On August 26, 1921, the Industrial Accident Commission made an award in favor of the petitioners herein allowing them compensation as dependents of one Miguel Gumilla, on account of the death of said Gumilla from an injury received by him while in the employment of the California Hawaiian Sugar Refining Company. Notice of this award was served upon the adverse parties on the same day. The time for filing a petition for rehearing by the adverse parties expired on September 16, 1921. No petition was filed within that time, but on September 20, 1921, the said adverse parties filed with the Industrial Accident Commission a petition for a rehearing of the award made on August 26th, aforesaid. Thereafter, on November 16, 1921, an affidavit was filed on behalf of said parties, in effect showing that the failure to file the said petition for rehearing in time was the result of the inadvertence or neglect of their attorney. Thereupon, on November 19, 1921, the Industrial Accident Commission made an order declaring that the failure to file the petition within the twenty days allowed by the law was the result of inadvertence, surprise, and excusable neglect sufficient to excuse the failure, and thereupon it made an order as follows: "It is ordered that the petition for rehearing be, and it is hereby ordered filed nunc pro tunc as of September 16, 1921." At the same time the Industrial Accident Commission made an order granting the application for a rehearing, and ordered the case to be submitted on the testimony already taken without further hearing. No decision of the matter on such submission has been made and the matter is still pending. The matter now before the court is the petition of Elias Gumilla and Paulina Gumilla to review and annul the order of the Industrial Accident Commission granting a rehearing, and that this court thereupon order that the findings and award originally made are final.
[1] A writ of certiorari does not lie to review an order made in a matter prior to the final adjudication thereof.

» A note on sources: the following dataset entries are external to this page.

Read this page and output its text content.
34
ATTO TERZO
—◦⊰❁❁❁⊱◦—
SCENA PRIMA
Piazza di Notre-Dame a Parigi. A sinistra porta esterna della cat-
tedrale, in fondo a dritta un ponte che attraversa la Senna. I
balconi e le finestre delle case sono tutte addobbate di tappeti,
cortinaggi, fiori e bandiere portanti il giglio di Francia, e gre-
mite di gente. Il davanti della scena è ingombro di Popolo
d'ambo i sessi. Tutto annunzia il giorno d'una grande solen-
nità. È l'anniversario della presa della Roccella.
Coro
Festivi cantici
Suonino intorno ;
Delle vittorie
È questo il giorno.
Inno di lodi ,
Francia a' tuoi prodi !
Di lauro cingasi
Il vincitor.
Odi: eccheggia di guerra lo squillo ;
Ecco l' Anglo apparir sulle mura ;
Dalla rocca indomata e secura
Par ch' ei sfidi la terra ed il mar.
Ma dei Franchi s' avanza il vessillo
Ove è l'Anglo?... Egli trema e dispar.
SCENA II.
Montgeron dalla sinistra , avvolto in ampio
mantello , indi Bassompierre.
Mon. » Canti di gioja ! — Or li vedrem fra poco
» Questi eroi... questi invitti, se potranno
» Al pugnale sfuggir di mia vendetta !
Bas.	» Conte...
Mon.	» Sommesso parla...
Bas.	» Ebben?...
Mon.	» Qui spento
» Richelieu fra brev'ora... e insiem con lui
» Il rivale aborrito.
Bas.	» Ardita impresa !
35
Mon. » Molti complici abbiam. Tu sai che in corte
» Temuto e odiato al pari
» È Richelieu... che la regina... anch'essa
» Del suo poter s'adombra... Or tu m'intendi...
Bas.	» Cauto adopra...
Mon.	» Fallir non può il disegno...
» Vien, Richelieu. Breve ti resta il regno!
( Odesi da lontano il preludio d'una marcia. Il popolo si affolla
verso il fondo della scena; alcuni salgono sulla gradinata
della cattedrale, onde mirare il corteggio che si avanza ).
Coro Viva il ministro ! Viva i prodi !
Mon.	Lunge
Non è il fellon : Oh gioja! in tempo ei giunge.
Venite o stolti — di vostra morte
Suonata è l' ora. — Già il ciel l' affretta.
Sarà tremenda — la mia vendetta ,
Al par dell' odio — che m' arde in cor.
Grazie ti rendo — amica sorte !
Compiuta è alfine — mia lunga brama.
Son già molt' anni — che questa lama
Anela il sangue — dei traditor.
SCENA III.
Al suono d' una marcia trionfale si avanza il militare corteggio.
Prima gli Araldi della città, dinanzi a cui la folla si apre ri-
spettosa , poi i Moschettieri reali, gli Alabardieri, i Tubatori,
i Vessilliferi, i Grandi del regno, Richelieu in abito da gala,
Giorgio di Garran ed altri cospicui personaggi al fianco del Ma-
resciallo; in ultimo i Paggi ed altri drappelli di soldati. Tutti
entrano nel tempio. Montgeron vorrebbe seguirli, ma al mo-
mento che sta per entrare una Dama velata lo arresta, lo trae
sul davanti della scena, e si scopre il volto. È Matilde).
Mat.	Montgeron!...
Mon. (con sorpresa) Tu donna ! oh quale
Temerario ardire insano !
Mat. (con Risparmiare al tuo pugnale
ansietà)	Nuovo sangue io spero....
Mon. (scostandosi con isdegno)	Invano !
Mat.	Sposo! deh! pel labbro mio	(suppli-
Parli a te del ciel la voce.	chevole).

The Industrial Accident Commission proposes to decide the case again after the order granting the rehearing, but it *Page 640 has not yet done so. Final action thereon has not yet been taken. [2] Under these circumstances, the application for a writ of review of the order granting a rehearing is premature. (Holabird v. Railroad Com., 171 Cal. 691, [154 P. 831]; Gauld v. Board of Supervisors, 122 Cal. 18, [54 P. 272].) The petitioners' remedy in such a case is to await the final decision and ask for a rehearing of the matter. This, of course, will search the record for lack of jurisdiction, and if there is such lack anywhere down the line which deprives the Industrial Accident Commission of jurisdiction to make the final decision, the proceedings will be annulled so far as may be necessary to give the petitioners appropriate relief. But until such final decision of the commission we cannot consider the validity of the order granting the rehearing in this manner.
It may be that effectual relief could be given by this court or the district court of appeal under its general jurisdiction by means of a petition for a writ of prohibition. As the question is not before us, we express no opinion on that subject.
For the reasons above set forth the petition for a writ of review is denied.
Shurtleff, J., Wilbur, J., Sloane, J., Lennon, J., and Waste, J., concurred.